Growing Up Tall
by H. Beth Crane
How old were you when they first took you for older than your age?
My, my, such a big baby, and she's only three weeks old. She looks much older than that.
It got worse as you grew older.
Tall kids in the back. No, no, only the little ones get to sit near the school mascot. Get in back. This is a class picture, we want to be able to see everyone.
Or how about:
Aren't you too big to be trick or treating? You're too big to act like that. Do you play basketball? My, my aren't you big (they never said tall -- did they?)
Or your peers:
How's the weather up there? Gosh, you're such a giant. I feel like a midget next to you. Don't you know flood pants are out? It's too bad three-quarter sleeves aren't in, since all your shirts look that way, anyway. How do you get shoes that size? At a boat shop?
Being tall wasn't much fun when I was growing up. You were automatically assumed to be in charge when a group of you got caught misbehaving. You were automatically treated like an adult when you were still a child. And you were told not to slouch, stand up straight, be proud of your height. Get real, only a giraffe would want to stand head and shoulders above everyone else.
Maybe for guys it was different. But tall girls were never chosen for pom-pon or cheerleaders. Tall girls rarely got asked to dance at the high-school dances, and never twice. Tall friends and I spent most of the dances realizing that the only guy taller than us at the dance was dancing with the smallest girl in class. How could we compete? We were awkward (not having gotten use to the size we were blessed with), shy (when people call you a giant you start to feel that way), and young (although it was rare anyone treated us this way). And on top of it all, you just knew everyone was laughing at you behind your back.

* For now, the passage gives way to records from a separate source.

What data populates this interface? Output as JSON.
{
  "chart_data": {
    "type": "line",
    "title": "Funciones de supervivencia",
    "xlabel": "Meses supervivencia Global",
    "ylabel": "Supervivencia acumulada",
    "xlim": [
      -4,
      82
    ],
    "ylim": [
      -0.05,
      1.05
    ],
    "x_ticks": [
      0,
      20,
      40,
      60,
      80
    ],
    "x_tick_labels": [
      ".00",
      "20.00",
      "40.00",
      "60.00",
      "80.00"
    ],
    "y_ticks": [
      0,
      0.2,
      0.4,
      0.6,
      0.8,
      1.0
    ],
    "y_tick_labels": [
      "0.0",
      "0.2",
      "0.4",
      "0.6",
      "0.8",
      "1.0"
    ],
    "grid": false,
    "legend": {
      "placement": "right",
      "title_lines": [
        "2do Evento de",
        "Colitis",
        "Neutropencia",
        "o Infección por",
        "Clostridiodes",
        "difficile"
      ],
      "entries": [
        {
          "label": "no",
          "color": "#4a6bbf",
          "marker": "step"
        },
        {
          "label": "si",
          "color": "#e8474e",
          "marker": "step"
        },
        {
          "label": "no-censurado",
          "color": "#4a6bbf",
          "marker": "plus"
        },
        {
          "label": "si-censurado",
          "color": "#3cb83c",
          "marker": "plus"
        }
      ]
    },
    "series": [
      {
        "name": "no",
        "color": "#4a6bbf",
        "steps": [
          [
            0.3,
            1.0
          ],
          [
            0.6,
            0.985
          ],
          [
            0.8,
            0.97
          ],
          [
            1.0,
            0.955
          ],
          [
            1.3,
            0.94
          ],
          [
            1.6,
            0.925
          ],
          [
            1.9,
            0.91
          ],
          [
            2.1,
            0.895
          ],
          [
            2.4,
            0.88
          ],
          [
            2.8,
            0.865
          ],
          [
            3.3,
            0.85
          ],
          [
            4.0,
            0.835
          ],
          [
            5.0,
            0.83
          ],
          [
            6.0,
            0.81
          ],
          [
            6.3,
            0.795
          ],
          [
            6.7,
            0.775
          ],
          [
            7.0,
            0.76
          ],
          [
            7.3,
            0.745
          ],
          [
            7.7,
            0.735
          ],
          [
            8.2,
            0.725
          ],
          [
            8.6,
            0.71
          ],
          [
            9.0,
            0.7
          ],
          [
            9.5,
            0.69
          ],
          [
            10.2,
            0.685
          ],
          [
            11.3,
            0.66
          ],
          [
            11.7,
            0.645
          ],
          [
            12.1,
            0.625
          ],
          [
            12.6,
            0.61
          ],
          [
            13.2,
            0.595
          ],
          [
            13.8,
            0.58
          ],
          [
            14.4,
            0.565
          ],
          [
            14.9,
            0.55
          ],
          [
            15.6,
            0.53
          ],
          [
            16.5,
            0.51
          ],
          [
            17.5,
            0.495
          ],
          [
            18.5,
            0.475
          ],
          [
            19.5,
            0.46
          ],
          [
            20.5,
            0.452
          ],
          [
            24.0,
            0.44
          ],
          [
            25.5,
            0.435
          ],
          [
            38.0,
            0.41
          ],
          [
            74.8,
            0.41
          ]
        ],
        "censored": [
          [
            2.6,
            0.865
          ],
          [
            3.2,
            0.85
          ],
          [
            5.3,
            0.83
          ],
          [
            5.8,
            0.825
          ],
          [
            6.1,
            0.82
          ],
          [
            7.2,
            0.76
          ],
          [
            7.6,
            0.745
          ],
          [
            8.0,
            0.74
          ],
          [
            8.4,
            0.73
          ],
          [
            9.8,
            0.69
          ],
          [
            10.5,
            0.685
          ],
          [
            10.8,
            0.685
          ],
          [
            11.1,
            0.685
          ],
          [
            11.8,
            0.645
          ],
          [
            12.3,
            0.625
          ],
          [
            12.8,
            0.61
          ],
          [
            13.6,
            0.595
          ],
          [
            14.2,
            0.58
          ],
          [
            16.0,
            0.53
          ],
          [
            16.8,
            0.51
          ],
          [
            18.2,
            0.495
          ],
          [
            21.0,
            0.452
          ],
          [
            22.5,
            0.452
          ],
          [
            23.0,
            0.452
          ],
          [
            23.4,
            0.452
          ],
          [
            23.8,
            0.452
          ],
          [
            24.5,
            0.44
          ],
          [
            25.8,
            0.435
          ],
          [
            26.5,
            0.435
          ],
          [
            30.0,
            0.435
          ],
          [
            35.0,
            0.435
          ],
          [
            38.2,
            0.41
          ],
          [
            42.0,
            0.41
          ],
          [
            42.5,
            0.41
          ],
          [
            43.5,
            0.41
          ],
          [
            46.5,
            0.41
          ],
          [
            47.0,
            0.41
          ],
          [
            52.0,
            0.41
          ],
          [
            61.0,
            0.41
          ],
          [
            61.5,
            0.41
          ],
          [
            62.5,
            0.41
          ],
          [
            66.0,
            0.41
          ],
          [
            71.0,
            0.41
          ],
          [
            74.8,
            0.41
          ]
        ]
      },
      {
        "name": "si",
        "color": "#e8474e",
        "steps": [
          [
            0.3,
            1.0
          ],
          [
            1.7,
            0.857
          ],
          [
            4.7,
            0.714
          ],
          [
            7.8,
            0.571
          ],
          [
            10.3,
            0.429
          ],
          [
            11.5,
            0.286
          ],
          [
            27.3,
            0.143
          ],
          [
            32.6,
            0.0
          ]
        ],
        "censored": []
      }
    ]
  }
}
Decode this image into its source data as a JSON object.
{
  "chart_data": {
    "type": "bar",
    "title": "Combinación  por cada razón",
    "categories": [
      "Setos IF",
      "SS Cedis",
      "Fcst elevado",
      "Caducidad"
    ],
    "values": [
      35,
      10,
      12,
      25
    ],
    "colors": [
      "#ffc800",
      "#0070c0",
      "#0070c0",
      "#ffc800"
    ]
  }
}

Somewhere around my seventeenth year, things began to change. Not overnight, you understand, but change was happening. Then college beckoned on a new horizon, tall had a different meaning.
You're tall enough. They won't card you. Give her the money. She'll buy.
Boys were suddenly closer to my size, and I no longer "towered" over them, even though most of the time, I wore flats to the dances. I acquired more grace (or at least a semblance of it). I began to break out of the shell, and feel like a "normal" size human being. And most importantly, I began to mature (not grow-up, mature).
At some point I realized that the people looking at me weren't secretly snickering at how big I was. Nor thinking I didn't fit in. Sometimes, they weren't even seeing my height at all. They were actually seeing me. How wonderful.
Somewhere around twenty-three I realized that height instead of being a distinct disadvantage was the best advantage there was. Clothes are designed for taller people. Studies showed that taller people are assumed to be more responsible, they tend to earn more and they tend to go farther in a corporation. At twenty-three, this was important. I had to find a job.
Once the job was secured, and I returned home to the same town I grew up in, I found that the high school crowd, still viewed me the same way. Tall, awkward and shy. I didn't fit in anymore. Not that I ever really had, but if they hadn't changed I had, and it was time to move on. The Tall Club seemed like a hell of an opportunity. All Tall people. No preconceptions.
It was a revelation. There were obviously some ex-cheerleaders, and ex-pom-pon girls, but more likely the people I met were like me. They'd grown up in some place, a little too tall, when average was the requirement. A little awkward when grace was needed. A little out-of-place when everything has its place. People like me.
Our cuffs may still be a little short (who wants to pay extra for "tall" clothes all the time?). Our shoes may still be used as boats, planters, fill-in-the-blank when we're not wearing them. One size doesn't fit all. The weather is just fine up here. No, we don't all play basketball. Yes, we are quite tall, aren't we? Yes, we can be intimidating at times, can't we? And yes, leg room in a car is more important than trunk space.
Thank you one and all for showing me, I wasn't the only one.
You do all those things with the Tall Club? How tall do you have to be? Geez, I wish there was a Short Club. You're always telling us about having such a good time. Another dance? Didn't you guys just have one?